I don’t know about most people who paint, but I expect every painting to be a masterpiece.  Of course, this is silly.  I don’t think about practicing things, such as painting clouds.  However, I watched a few YouTube videos on cloud painting and decided to give it a go.  I found a picture on Pixabay I liked, filled with clouds, and a plowed field stretching to the horizon.  To me, it just seems a bit ridiculous not to try to paint a masterpiece each time – really, practice – so a finished picture it is.

Clouds really are variable, but there is a tendency to overwork them.  Here, I simply tried to get a sense of white-white-white and ways in which clouds have contrast, shadow, distance, and how they look in the sky.  These are rather poofy ones, without any defining characteristics other than that.

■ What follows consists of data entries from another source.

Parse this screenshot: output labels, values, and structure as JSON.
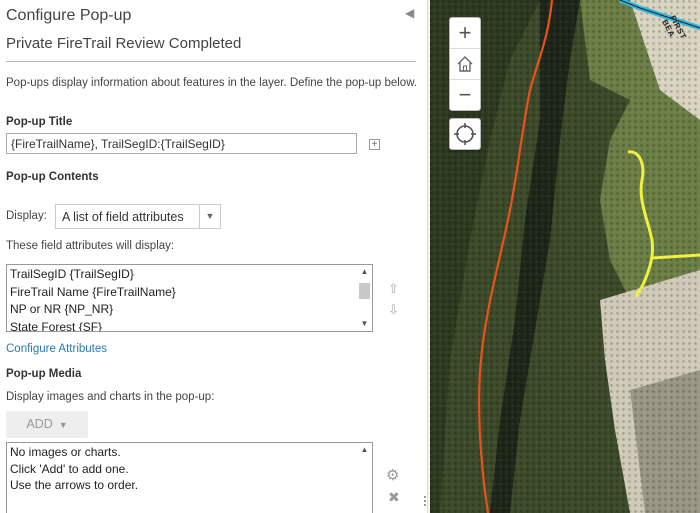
{
  "panel": {
    "title": "Configure Pop-up",
    "subtitle": "Private FireTrail Review Completed",
    "description": "Pop-ups display information about features in the layer. Define the pop-up below.",
    "popup_title_label": "Pop-up Title",
    "popup_title_value": "{FireTrailName}, TrailSegID:{TrailSegID}",
    "popup_contents_label": "Pop-up Contents",
    "display_label": "Display:",
    "display_selected": "A list of field attributes",
    "fields_note": "These field attributes will display:",
    "field_items": [
      "TrailSegID {TrailSegID}",
      "FireTrail Name {FireTrailName}",
      "NP or NR {NP_NR}",
      "State Forest {SF}"
    ],
    "configure_attributes_link": "Configure Attributes",
    "popup_media_label": "Pop-up Media",
    "media_note": "Display images and charts in the pop-up:",
    "add_button": "ADD",
    "media_lines": [
      "No images or charts.",
      "Click 'Add' to add one.",
      "Use the arrows to order."
    ]
  },
  "map": {
    "zoom_in": "+",
    "zoom_out": "−",
    "road_label": "FIRST BEA"
  },
  "icons": {
    "collapse": "collapse-left-icon",
    "plus_box": "plus-box-icon",
    "move_up": "arrow-up-icon",
    "move_down": "arrow-down-icon",
    "gear": "gear-icon",
    "delete": "close-icon",
    "home": "home-icon",
    "locate": "locate-icon"
  },
  "colors": {
    "link": "#2a7ab0",
    "trail_orange": "#e8531c",
    "trail_yellow": "#f0f040",
    "road_cyan": "#35b6e0"
  }
}
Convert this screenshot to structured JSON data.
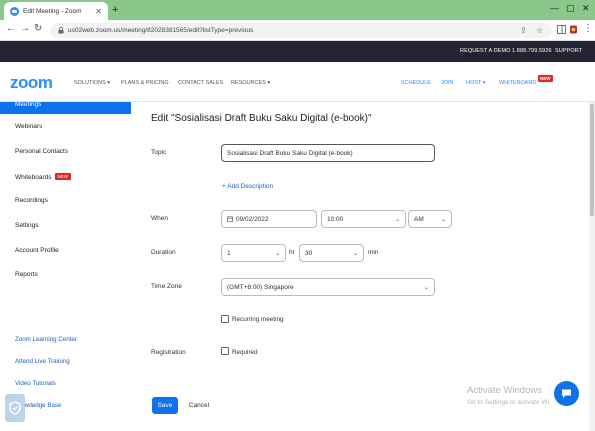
{
  "browser": {
    "tab_title": "Edit Meeting - Zoom",
    "new_tab_icon": "+",
    "url": "us02web.zoom.us/meeting/82028381565/edit?listType=previous"
  },
  "topbar": {
    "request_demo": "REQUEST A DEMO",
    "phone": "1.888.799.5926",
    "support": "SUPPORT"
  },
  "nav": {
    "logo": "zoom",
    "solutions": "SOLUTIONS ▾",
    "plans": "PLANS & PRICING",
    "contact": "CONTACT SALES",
    "resources": "RESOURCES ▾",
    "schedule": "SCHEDULE",
    "join": "JOIN",
    "host": "HOST ▾",
    "whiteboard": "WHITEBOARD",
    "whiteboard_badge": "NEW"
  },
  "sidebar": {
    "active": "Meetings",
    "items": [
      {
        "label": "Webinars"
      },
      {
        "label": "Personal Contacts"
      },
      {
        "label": "Whiteboards",
        "badge": "NEW"
      },
      {
        "label": "Recordings"
      },
      {
        "label": "Settings"
      },
      {
        "label": "Account Profile"
      },
      {
        "label": "Reports"
      }
    ],
    "footer": [
      {
        "label": "Zoom Learning Center"
      },
      {
        "label": "Attend Live Training"
      },
      {
        "label": "Video Tutorials"
      },
      {
        "label": "Knowledge Base"
      }
    ]
  },
  "form": {
    "title": "Edit \"Sosialisasi Draft Buku Saku Digital (e-book)\"",
    "topic_label": "Topic",
    "topic_value": "Sosialisasi Draft Buku Saku Digital (e-book)",
    "add_description": "+ Add Description",
    "when_label": "When",
    "date_value": "09/02/2022",
    "time_value": "10:00",
    "ampm_value": "AM",
    "duration_label": "Duration",
    "duration_hours": "1",
    "hr_label": "hr",
    "duration_minutes": "30",
    "min_label": "min",
    "timezone_label": "Time Zone",
    "timezone_value": "(GMT+8:00) Singapore",
    "recurring_label": "Recurring meeting",
    "registration_label": "Registration",
    "required_label": "Required",
    "save": "Save",
    "cancel": "Cancel"
  },
  "watermark": {
    "line1": "Activate Windows",
    "line2": "Go to Settings to activate Wi"
  },
  "colors": {
    "brand": "#2d8cff",
    "primary_button": "#0e72ed",
    "badge": "#e02828",
    "topbar": "#232333",
    "tabstrip": "#8bc68a"
  }
}
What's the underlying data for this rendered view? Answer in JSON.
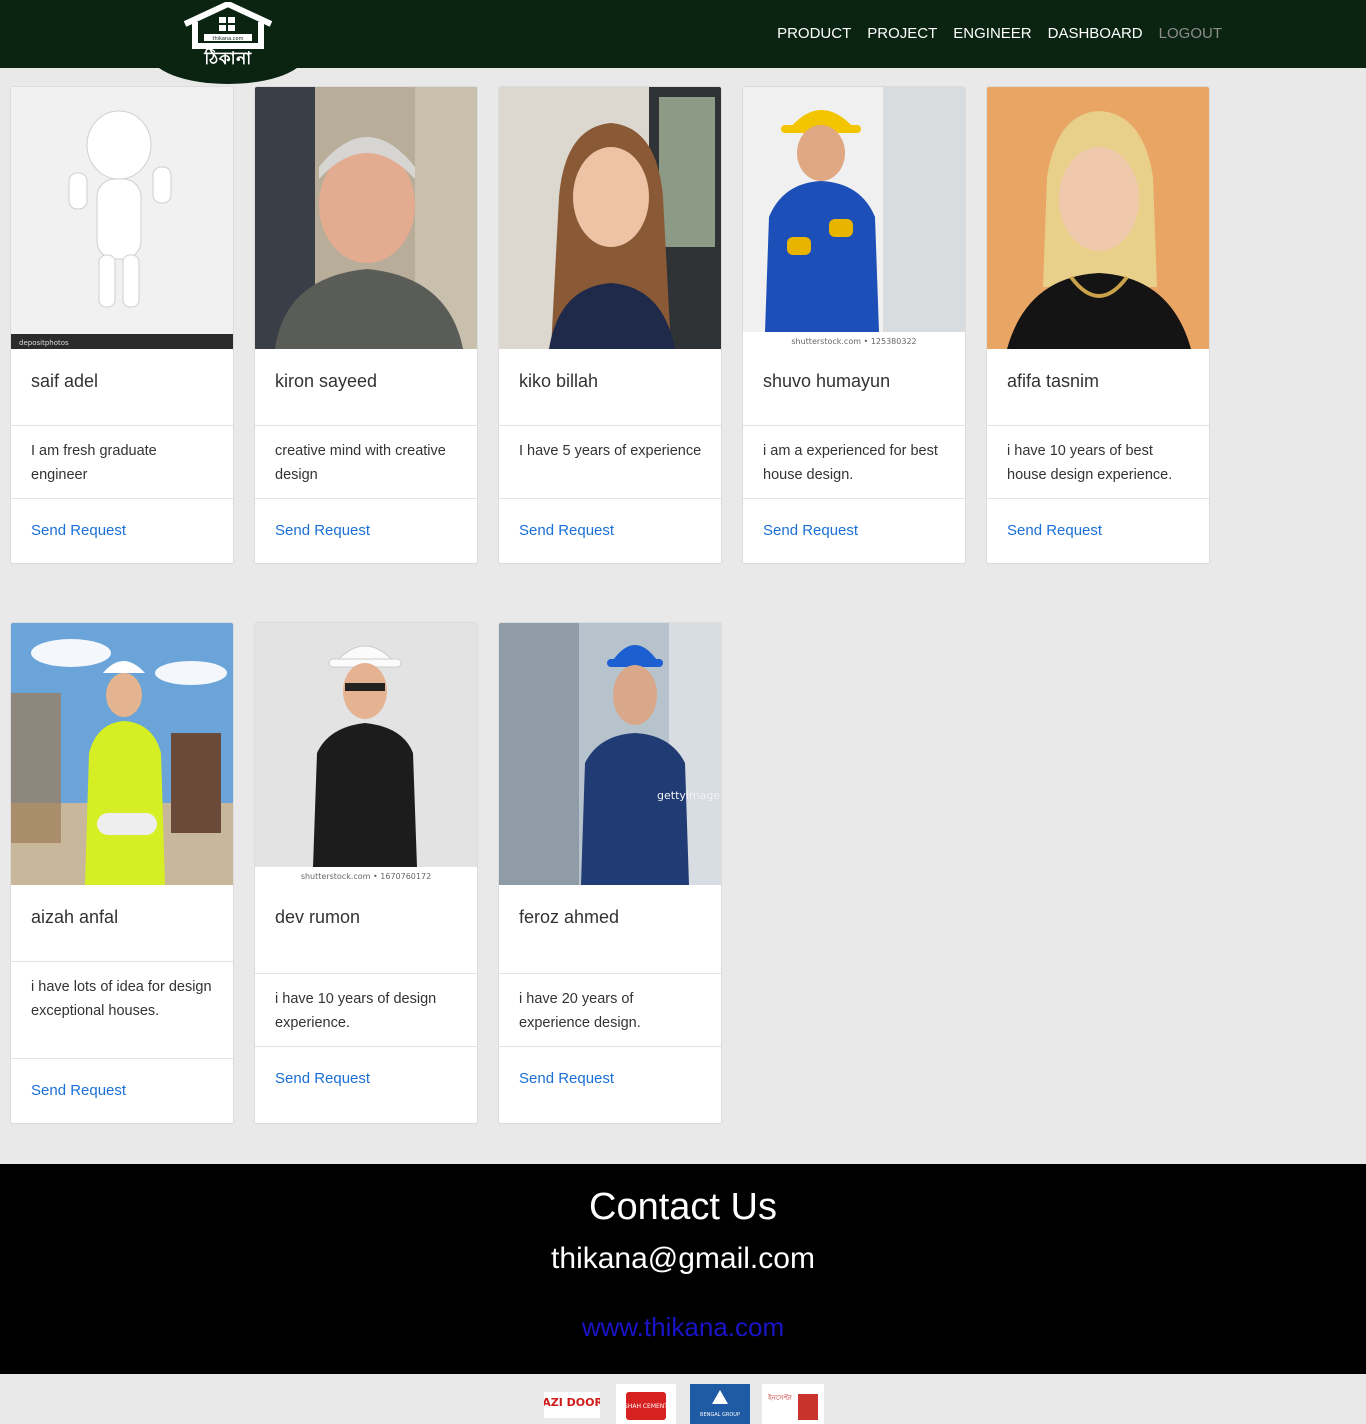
{
  "brand": {
    "logo_text": "ঠিকানা",
    "logo_small": "thikana.com"
  },
  "nav": {
    "items": [
      {
        "label": "PRODUCT"
      },
      {
        "label": "PROJECT"
      },
      {
        "label": "ENGINEER"
      },
      {
        "label": "DASHBOARD"
      },
      {
        "label": "LOGOUT"
      }
    ]
  },
  "engineers": [
    {
      "name": "saif adel",
      "bio": "I am fresh graduate engineer",
      "action": "Send Request",
      "photo_caption": "depositphotos"
    },
    {
      "name": "kiron sayeed",
      "bio": "creative mind with creative design",
      "action": "Send Request"
    },
    {
      "name": "kiko billah",
      "bio": "I have 5 years of experience",
      "action": "Send Request"
    },
    {
      "name": "shuvo humayun",
      "bio": "i am a experienced for best house design.",
      "action": "Send Request",
      "photo_caption": "shutterstock.com • 125380322"
    },
    {
      "name": "afifa tasnim",
      "bio": "i have 10 years of best house design experience.",
      "action": "Send Request"
    },
    {
      "name": "aizah anfal",
      "bio": "i have lots of idea for design exceptional houses.",
      "action": "Send Request"
    },
    {
      "name": "dev rumon",
      "bio": "i have 10 years of design experience.",
      "action": "Send Request",
      "photo_caption": "shutterstock.com • 1670760172"
    },
    {
      "name": "feroz ahmed",
      "bio": "i have 20 years of experience design.",
      "action": "Send Request",
      "photo_caption": "gettyimages"
    }
  ],
  "footer": {
    "heading": "Contact Us",
    "email": "thikana@gmail.com",
    "website": "www.thikana.com"
  },
  "sponsors": [
    {
      "name": "GAZI DOORS"
    },
    {
      "name": "SHAH CEMENT"
    },
    {
      "name": "BENGAL GROUP"
    },
    {
      "name": "ইনসেপ্টা"
    }
  ],
  "colors": {
    "nav_bg": "#0b2412",
    "link": "#1a6fd6",
    "footer_bg": "#000000",
    "website_link": "#1a14c8"
  }
}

Since this was practice, I put in some black ink lines just to see how they “feel” in a painting.  Don’t know if I like them . . .

The Muddy Palette

Before I knew that gouache works best fresh out of the tube, I filled a palette up just as I do with watercolors.  Let’s face it, paint ain’t cheap, so I wet these paints over and over.  Finally, most of the colors are used up and it is into the sink to soak for now!  In the future, fresh paint.  That will be a really new event for me because I don’t tend to paint like that.  I made swatch cards of all my gouache colors (more than 20, less than 1000), so I plan to use those as I consider paints in future paintings.

Fog Monster #2

For some time I have considered the possibility of doing two studies for each painting, one in watercolor and the other in gouache.  Today’s painting is exactly that.  I took the same study in gouache (yesterday) and painted it in watercolor.  It was a really interesting experience!

First, I am doing all these studies in a 7×10 sketchbook.  The paper is not really good for really wet watercolors, but is very nice for gouache.  Knowing this, I kept my paper as unsaturated as possible, but also worked to use wet-in-wet where I thought necessary, such as in the sky and fog bank, but being very careful about the amount of water I used.  In other areas I did small, quick forays into wet work, but kept it to a minimum while allowing for bleeds, or coming back to work a bit more, such as on the right side where the grasses are in contrast to the road (lower right side).

Problems continue with depth.  The middle ground hills and the ones against the fog are muddled into each other.  While I made things simpler in the distance, the colors remain the same in intensity.  Atmospheric perspective needs a bit of boost in this one.

Look forward to more of these studies.

Fog Monster #1

The California coast depends on the fog that rolls in from the Pacific during the late spring and summer – and other times of the year, probably – for its ecology.  Plants collect the damp of the fog as a primary water source, and at times it makes the coastal areas, and inland valleys, rather damp and dreary.

Here, we call it “May Grey” and “June Gloom” and “The Fog Monster” – and believe me, when you live in a coastal city in July, and the sky is cold and damp, you cannot help but agree with Mark Twain when he said, “The coldest winter I ever spent was a summer in San Francisco.”

You see the coastal fog rolling over the foothills toward the inland valleys.  I tried to simplify my palette and fields of color to suggest distance.  The sun is coming from the viewer’s right, so I also worked to make it evident on the distant hills.  I used a lot of dry brush in the foreground, and basically worked from top to bottom so that the distant layers would be overlaid by the middle and foreground.  The only thing that wasn’t quite in that sequence were the fence posts.  Once they were established, dry brush to represent grasses was employed.

Chrysanthemums

Years ago I did Japanese ink painting, along with Chinese painting.  Chrysanthemums are a traditional study.  Here, I tried to work with the gouache in the same fashion – following the same formula – as in Oriental painting.  Because the paper and pigment are different, it doesn’t work out the same, although the brushwork is applied similarly.

Using what I learned from the first painting, while I held to the constructs I had learned in Asian painting, I applied the principles of gouache here.  I built on layers and worked over areas I wasn’t too thrilled with.

Being familiar with how different painting techniques are applied is very handy.  This knowledge can be applied to another area (here, painting) and modified to fit the needs of the medium.  Painting is like opening up a brand new world!  It is quite an adventure.